Montag, 21 Januar 2013

Uniterre, schweizerische Bauerngewerkschaft seit über 60 Jahren, will zu den Fragen der Agrarpolitik, ihre Position mitteilen, bei denen es zwischen den beiden Räten noch zu keiner Einigung gekommen ist. Mitte Januar hat er einen Brief an den Mitglieder der WAK-N geschrieben

Beitrag für Futterbaukulturen (Art. 54)

Der Nationalrat hat die spezifische Förderung der Futtermittelproduktion im Inland prinzipiell befürwortet, insbesondere, um den Futtermittelimport zu reduzieren. Hingegen hat sich der Ständerat vor allem aus finanziellen Gründen dagegen ausgesprochen. Die Gegner der Einzelkulturbeiträge, darunter das BLW, haben den Beitrag für Futtergetreide gegen den Beitrag für Zuckerrüben ausgespielt. Die inländische Futtermittelproduktion ist bereits um die Hälfte geschrumpft, deshalb ist es dringend notwendig, dass ein grundsätzlicher Beitrag im Gesetz festgehalten wird. Sonst verlieren wir vier wichtige Jahre, um eine finanzielle Lösung zu finden. Wir erinnern an dieser Stelle, dass Uniterre eine Abgabe auf alle (importierte wie einheimische) kommerzialisierte Futtermittel vorschlägt, um damit die Kulturbeiträge zu finanzieren (französisch). Eine Wiederbelebung dieser Produktion in der Schweiz ist aus umweltlichen und sozialen Gründen zwingend. Die Importe von Futtermittel haben sich massiv erhöht. Im Ausland werden sie auf Kosten der Nahrungsmittel für die lokale Bevölkerung produziert und ihre Anbauflächen sind viel grösser als die (zu recht) verschrienen Agrotreibstoffe. Die Bauernfamilien im Süden kämpfen mit den sozialen Folgen unserer Futtermittelimporte, die ein ökologischer Schwachsinn sind. Derzeit definiert die Schweiz ihre Kriterien für die Swissness und in nächster Zukunft wird dabei die Herkunft der Futtermittel - besonders für Schweinefleisch und Geflügel - im Zentrum der Debatte stehen. Dem können wir vorgreifen. Beim Vieh kann die Fördermassnahme für Futtermittel zusammen mit den neuen Förderprogrammen für graslandbasierte Viehzucht rasch in eine kohärente Politik umgesetzt werden. Wir fordern Sie auf, Ihre Position beizubehalten.

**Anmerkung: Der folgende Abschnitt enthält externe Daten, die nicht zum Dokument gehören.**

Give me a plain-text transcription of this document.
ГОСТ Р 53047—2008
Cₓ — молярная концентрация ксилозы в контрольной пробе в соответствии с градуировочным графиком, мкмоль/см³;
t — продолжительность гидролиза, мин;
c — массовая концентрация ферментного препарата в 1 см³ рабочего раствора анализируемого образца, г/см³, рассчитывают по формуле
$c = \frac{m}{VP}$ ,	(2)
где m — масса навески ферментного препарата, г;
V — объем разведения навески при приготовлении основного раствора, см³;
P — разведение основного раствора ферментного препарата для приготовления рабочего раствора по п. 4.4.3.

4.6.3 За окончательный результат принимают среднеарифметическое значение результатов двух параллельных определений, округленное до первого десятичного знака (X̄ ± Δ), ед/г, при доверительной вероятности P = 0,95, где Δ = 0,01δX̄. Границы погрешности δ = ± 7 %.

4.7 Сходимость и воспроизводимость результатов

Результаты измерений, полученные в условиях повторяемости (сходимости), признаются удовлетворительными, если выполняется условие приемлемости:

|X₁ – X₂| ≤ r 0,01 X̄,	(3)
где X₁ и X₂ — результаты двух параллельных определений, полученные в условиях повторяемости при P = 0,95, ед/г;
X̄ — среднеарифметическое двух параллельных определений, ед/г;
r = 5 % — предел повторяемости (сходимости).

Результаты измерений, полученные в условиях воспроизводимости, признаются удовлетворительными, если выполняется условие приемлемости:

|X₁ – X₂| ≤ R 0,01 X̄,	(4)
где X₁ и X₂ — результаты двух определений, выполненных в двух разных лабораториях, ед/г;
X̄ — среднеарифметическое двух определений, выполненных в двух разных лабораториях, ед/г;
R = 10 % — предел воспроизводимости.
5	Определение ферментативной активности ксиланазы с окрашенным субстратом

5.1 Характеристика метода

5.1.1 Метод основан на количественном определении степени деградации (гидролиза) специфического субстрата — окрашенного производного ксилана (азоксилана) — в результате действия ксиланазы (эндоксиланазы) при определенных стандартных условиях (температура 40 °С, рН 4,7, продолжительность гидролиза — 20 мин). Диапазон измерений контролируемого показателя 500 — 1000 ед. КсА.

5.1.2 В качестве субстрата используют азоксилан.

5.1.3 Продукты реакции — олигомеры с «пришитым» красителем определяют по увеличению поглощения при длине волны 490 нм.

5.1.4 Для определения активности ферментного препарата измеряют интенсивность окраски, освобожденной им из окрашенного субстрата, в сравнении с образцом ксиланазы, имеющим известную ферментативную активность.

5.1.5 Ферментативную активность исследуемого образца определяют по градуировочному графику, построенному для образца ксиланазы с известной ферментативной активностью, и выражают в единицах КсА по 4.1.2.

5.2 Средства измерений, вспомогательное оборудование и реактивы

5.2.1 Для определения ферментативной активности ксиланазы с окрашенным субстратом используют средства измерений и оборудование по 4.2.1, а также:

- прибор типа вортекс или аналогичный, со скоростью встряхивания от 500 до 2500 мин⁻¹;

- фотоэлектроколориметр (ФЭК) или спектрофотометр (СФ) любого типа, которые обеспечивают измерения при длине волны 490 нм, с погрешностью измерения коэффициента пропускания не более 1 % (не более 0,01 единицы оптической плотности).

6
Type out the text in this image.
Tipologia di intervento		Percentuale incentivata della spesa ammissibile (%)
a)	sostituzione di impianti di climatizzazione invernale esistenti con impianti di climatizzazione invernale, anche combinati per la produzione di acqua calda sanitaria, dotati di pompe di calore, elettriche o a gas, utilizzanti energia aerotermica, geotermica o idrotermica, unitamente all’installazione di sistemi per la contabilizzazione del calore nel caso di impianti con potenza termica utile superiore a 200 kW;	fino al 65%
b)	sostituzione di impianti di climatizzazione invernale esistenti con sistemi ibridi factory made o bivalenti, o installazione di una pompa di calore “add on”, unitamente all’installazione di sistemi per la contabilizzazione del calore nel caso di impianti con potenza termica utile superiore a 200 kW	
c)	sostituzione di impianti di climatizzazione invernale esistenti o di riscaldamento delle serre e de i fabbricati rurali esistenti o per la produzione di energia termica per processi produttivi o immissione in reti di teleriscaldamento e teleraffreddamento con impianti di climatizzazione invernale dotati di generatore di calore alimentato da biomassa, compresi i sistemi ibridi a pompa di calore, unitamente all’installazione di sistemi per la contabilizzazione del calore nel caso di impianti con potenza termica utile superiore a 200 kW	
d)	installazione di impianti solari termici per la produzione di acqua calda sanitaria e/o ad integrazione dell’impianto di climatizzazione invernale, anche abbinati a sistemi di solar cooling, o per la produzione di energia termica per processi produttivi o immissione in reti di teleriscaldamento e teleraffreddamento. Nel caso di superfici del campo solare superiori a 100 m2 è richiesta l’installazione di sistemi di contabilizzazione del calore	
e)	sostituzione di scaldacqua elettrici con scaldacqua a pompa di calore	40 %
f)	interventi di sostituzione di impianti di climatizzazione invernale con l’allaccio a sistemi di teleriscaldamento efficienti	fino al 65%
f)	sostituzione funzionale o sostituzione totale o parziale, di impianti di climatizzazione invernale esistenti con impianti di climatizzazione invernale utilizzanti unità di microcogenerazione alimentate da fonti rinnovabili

Milchkaufverträge (Art. 36b)

Eine Mehrheit des Nationalrats hat verstanden, wie wichtig eine bessere Transparenz für die Milchbranche und verlangt deshalb Milchkaufverträge auf allen Stufen, die zumindest die Mengen, die Qualität und die Preisfestsetzung regeln und mindestens für ein Jahr gelten - ein Minimum für die landwirtschaftliche Planung. Heute gibt es eine Fülle von Vertragstypen, die nur die erste und zweite Produktionsstufe verpflichten. Sie werden zunehmend auf die Dauer eines Monats verkürzt und strafen sowohl Unter- als auch Überschreiten der Liefermengen. Hier muss dringend Ordnung geschaffen werden. Die Position des Ständerats beruht auf einer liberalen Sicht des Marktes und bedroht die Existenz vieler Tausender Milchbetriebe. Für uns ist klar, dass Milchkaufverträge nicht ausreichen, um die Milchkrise zu überwinden, aber es wäre immerhin ein positives Signal aus der Politik, ein Votum gegen das frei wütende Gesetz des Dschungels. Durch eine Annahme würden Sie anerkennen, dass es einen klaren Rechtsrahmen braucht, damit sich der Markt gesund weiterentwickeln kann. Der Ständerat will die Rolle der Branchenorganisation Milch im Gesetz festschreiben (eine Ausnahme). Dabei wissen wir alle, dass die BO Milch derzeit nicht zur Zufriedenheit der Produzenten funktioniert: Sie werden Opfer der Inkompetenz. Die BO Milch kann längerfristig zu einem geeigneten Instrument werden, aber bis 2014 ist sie dazu nicht fähig. Es ist extrem gefährlich, ihr freies Spiel zu geben, damit sie die Schweizer Milchbranche definitiv ausschlachtet. Wir rufen den Nationalrat auf, seine Position beizubehalten. Den Ständerat bitten wir, ein minimales, politisches Engagement zu übernehmen.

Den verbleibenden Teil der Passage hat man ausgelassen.